Now the future is this week. I know what we’re doing this week. We’re going to school four days of the week and going to other therapies on two days. I have waffles and vegetarian chicken nuggets in the freezer, Dominos on speed dial, Lays chips and Chips Ahoy cookies for snack time, because that’s all Jaden will eat. The laundry is done. I’m ready for the future.

But I know that this isn’t what they’re asking. And I can’t say. I can’t even look.

Sometimes I glimpse up, usually unintentionally, and the shadows of “might be” have changed. Hopeful colorful ones are still there but they’re now joined and mixed with scary dark ones. Every time Jaden hits me when he’s mad, the dark ones loom in front of me. Every time he gets distressed and just can’t understand what I’m saying to him, or when I see his neuro-typical peers shun him and break his heart because he doesn’t understand. Or when he gets stressed and loses his words, or starts screaming at strangers to shut up.

I glimpse ugly futures every time I read a story about police mishandling or abusing a person with Autism, because they didn’t understand. Or when I hear about people forced into institutions, or becoming homeless on the streets, or victims of hate crimes, or perpetrators of crimes.

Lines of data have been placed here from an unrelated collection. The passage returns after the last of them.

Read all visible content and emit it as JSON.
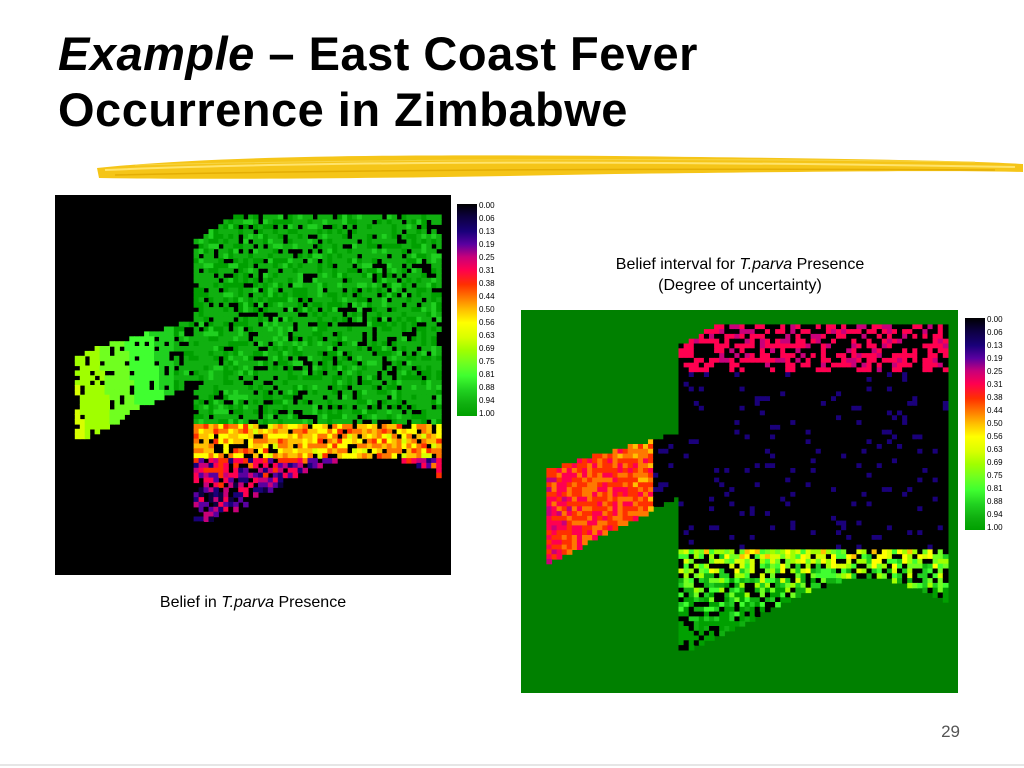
{
  "slide": {
    "title_italic": "Example",
    "title_rest_line1": " – East Coast Fever",
    "title_line2": "Occurrence in Zimbabwe",
    "page_number": "29"
  },
  "maps": [
    {
      "caption_pre": "Belief in ",
      "caption_italic": "T.parva",
      "caption_post": " Presence",
      "caption_line2": "",
      "background": "#000000"
    },
    {
      "caption_pre": "Belief interval for ",
      "caption_italic": "T.parva",
      "caption_post": " Presence",
      "caption_line2": "(Degree of uncertainty)",
      "background": "#008000"
    }
  ],
  "legend": {
    "labels": [
      "0.00",
      "0.06",
      "0.13",
      "0.19",
      "0.25",
      "0.31",
      "0.38",
      "0.44",
      "0.50",
      "0.56",
      "0.63",
      "0.69",
      "0.75",
      "0.81",
      "0.88",
      "0.94",
      "1.00"
    ],
    "colors": [
      "#000000",
      "#0c0040",
      "#1a007a",
      "#5a00a0",
      "#c8007a",
      "#ff0050",
      "#ff3000",
      "#ff7800",
      "#ffc000",
      "#ffff00",
      "#d8ff00",
      "#a0ff00",
      "#70ff20",
      "#40ff30",
      "#20d020",
      "#10b010",
      "#00a000"
    ]
  }
}
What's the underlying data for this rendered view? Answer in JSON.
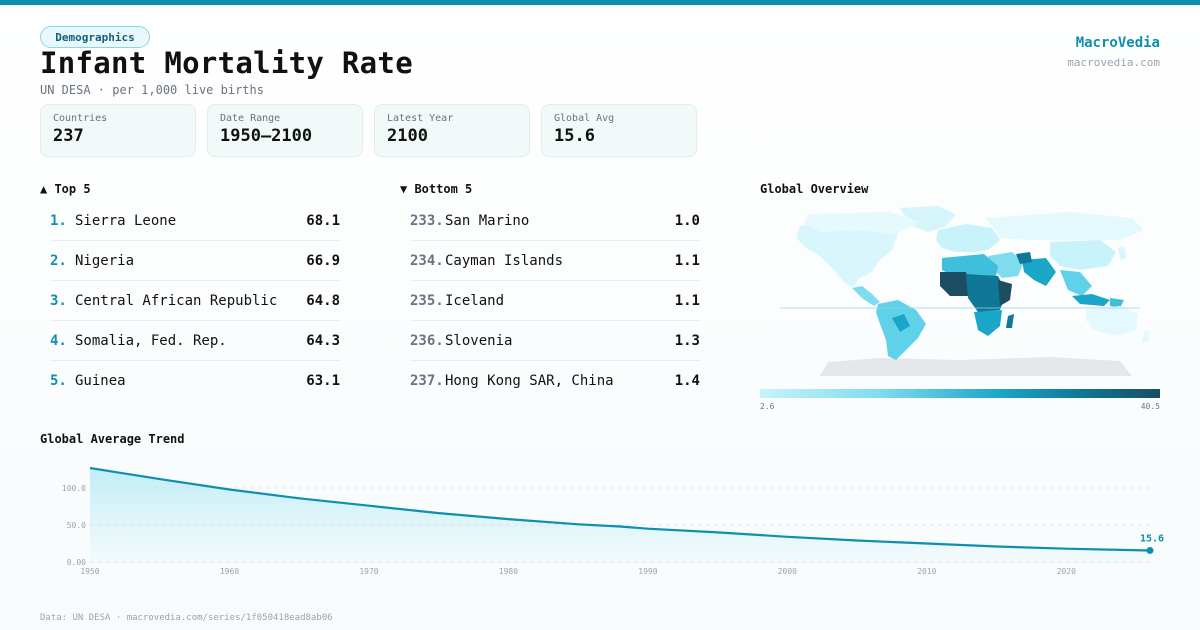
{
  "category": "Demographics",
  "title": "Infant Mortality Rate",
  "subtitle": "UN DESA · per 1,000 live births",
  "brand": {
    "name": "MacroVedia",
    "url": "macrovedia.com"
  },
  "stats": [
    {
      "label": "Countries",
      "value": "237"
    },
    {
      "label": "Date Range",
      "value": "1950–2100"
    },
    {
      "label": "Latest Year",
      "value": "2100"
    },
    {
      "label": "Global Avg",
      "value": "15.6"
    }
  ],
  "top5": {
    "heading": "▲ Top 5",
    "items": [
      {
        "rank": "1.",
        "name": "Sierra Leone",
        "value": "68.1"
      },
      {
        "rank": "2.",
        "name": "Nigeria",
        "value": "66.9"
      },
      {
        "rank": "3.",
        "name": "Central African Republic",
        "value": "64.8"
      },
      {
        "rank": "4.",
        "name": "Somalia, Fed. Rep.",
        "value": "64.3"
      },
      {
        "rank": "5.",
        "name": "Guinea",
        "value": "63.1"
      }
    ]
  },
  "bottom5": {
    "heading": "▼ Bottom 5",
    "items": [
      {
        "rank": "233.",
        "name": "San Marino",
        "value": "1.0"
      },
      {
        "rank": "234.",
        "name": "Cayman Islands",
        "value": "1.1"
      },
      {
        "rank": "235.",
        "name": "Iceland",
        "value": "1.1"
      },
      {
        "rank": "236.",
        "name": "Slovenia",
        "value": "1.3"
      },
      {
        "rank": "237.",
        "name": "Hong Kong SAR, China",
        "value": "1.4"
      }
    ]
  },
  "map": {
    "heading": "Global Overview",
    "scale_min": "2.6",
    "scale_max": "40.5",
    "colors": {
      "low": "#c8f3fb",
      "mid": "#1aa6c7",
      "high": "#1b4e63",
      "nodata": "#e5e7eb"
    }
  },
  "trend_heading": "Global Average Trend",
  "footer": "Data: UN DESA · macrovedia.com/series/1f050418ead8ab06",
  "accent_color": "#0e8fae",
  "chart_data": {
    "type": "area",
    "x": [
      1950,
      1955,
      1960,
      1965,
      1970,
      1975,
      1980,
      1985,
      1988,
      1990,
      1995,
      2000,
      2005,
      2010,
      2015,
      2020,
      2026
    ],
    "values": [
      127,
      112,
      98,
      86,
      76,
      66,
      58,
      51,
      48,
      45,
      40,
      34,
      29,
      25,
      21,
      18,
      15.6
    ],
    "last_label": "15.6",
    "y_ticks": [
      "0.00",
      "50.0",
      "100.0"
    ],
    "y_tick_values": [
      0,
      50,
      100
    ],
    "x_ticks": [
      "1950",
      "1960",
      "1970",
      "1980",
      "1990",
      "2000",
      "2010",
      "2020"
    ],
    "x_tick_values": [
      1950,
      1960,
      1970,
      1980,
      1990,
      2000,
      2010,
      2020
    ],
    "xlim": [
      1950,
      2026
    ],
    "ylim": [
      0,
      127
    ],
    "grid": true
  }
}
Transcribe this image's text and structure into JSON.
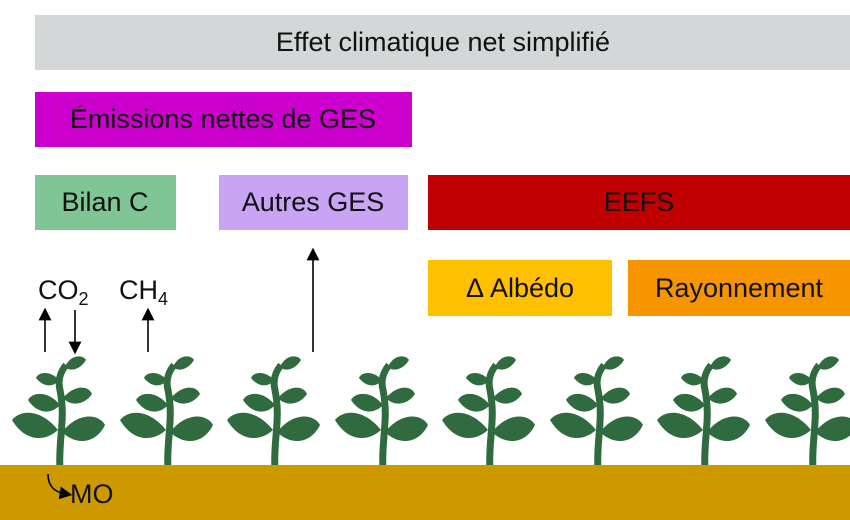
{
  "title": "Effet climatique net simplifié",
  "boxes": [
    "Émissions nettes de GES",
    "Bilan C",
    "Autres GES",
    "EEFS",
    "Δ Albédo",
    "Rayonnement"
  ],
  "gases": [
    {
      "base": "CO",
      "sub": "2"
    },
    {
      "base": "CH",
      "sub": "4"
    }
  ],
  "soil": "MO"
}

It makes my heart literally hurt, it makes my chest tight, and I look down. I keep my eyes to the ground at my feet.

I can’t look.

It’s not as if I’m ignoring the future. Almost all of my time, energy and money is going towards it. Diligence relaxed would ensure that the colorful shadows die. I’ve found that walking the road seems more like climbing cliffs. I heed the well-worn advice to not look up - or is it don’t look down? Just don’t look. But I’m climbing.
  
I’m reminded often of the scripture “Where there is no vision the people perish.” It is a bit like that. Hope for the future is an essential part of life, even if things don’t turn out as you envisioned them. And I do have a few hopes for myself. I know it’s necessary to be able to keep going. But like every good mother my future is wrapped up in my child’s, and I can't see it.